An experiment begins when I bleach the worms, a process that allows me to dissolve the C. elegans bodies and isolate the embryos. My project studies gonad abnormalities resulting from early-life starvation, so I then leave the embryos in a starvation culture for eight days, where their development is arrested. After that, I plate the worms, now in the first stage of larval development, onto E. coli (their food), and leave them to develop for three days. Their food may include RNAi, which blocks the expression of specified genes, depending on which experiment I’m doing. Once these worms have reached maturity, I prepare a slide and look at them under a microscope, scoring how many have abnormalities, and how many appear normal. Around 30-50% of wild-type worms typically have gonad abnormalities.

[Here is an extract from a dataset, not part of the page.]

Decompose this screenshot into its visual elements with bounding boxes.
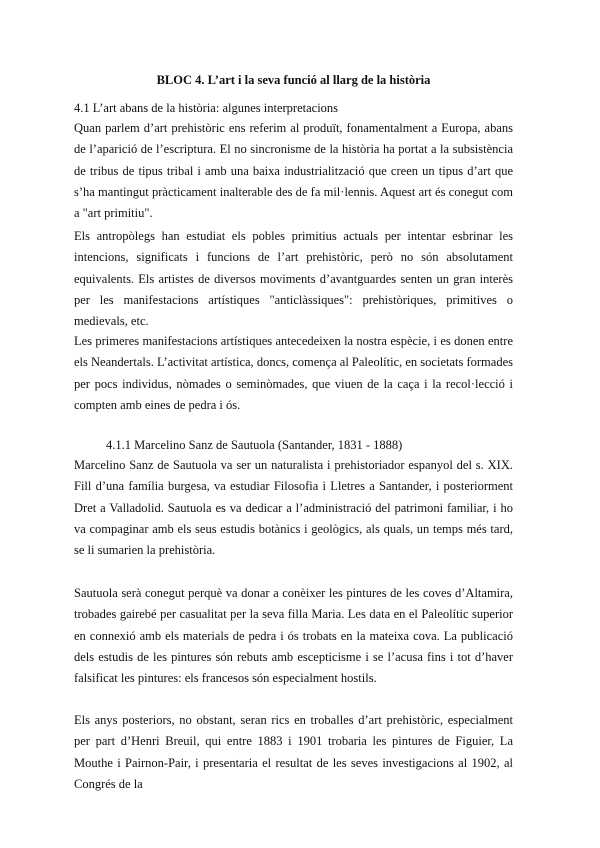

Typically, the first thing I do when I get to the lab is make a to-do list and check in with my mentor, Ivan. As the weeks have passed, I’ve become more independent, but sometimes Ivan has a new technique to teach me—and of course, things are always going wrong and I need his help to course-correct!
I usually spend the morning passaging worms, which consists of moving seven worms of a specific stage to a new plate with fresh food growing on it. This allows me to keep all nine of my strains alive and relatively in sync. In the morning I also prepare bleach plates, which I will bleach three days later.
After lunch, I’ll usually bleach whichever strains are ready that day. This usually takes me some time, as it involves several washes and cycles in the centrifuge. At the end, I calculate the density of embryos in my resulting solution, add the desired amount into test tubes, and place them in a rotating drum.
In the afternoon, I also prepare RNAi plates and plate worms from starvation cultures, allowing them to grow to maturity.
Typically, the last thing I do is score the worms. I’ve only started scoring recently, so I’m still getting used to it, but it’s satisfying to complete the final step in each two-week experiment and finally get results.
If I finish my benchwork before 5, I’ll typically catch up on reading, work on my experiment plan, or prepare plates for later use. After that, I head home to rest and prepare for the next day!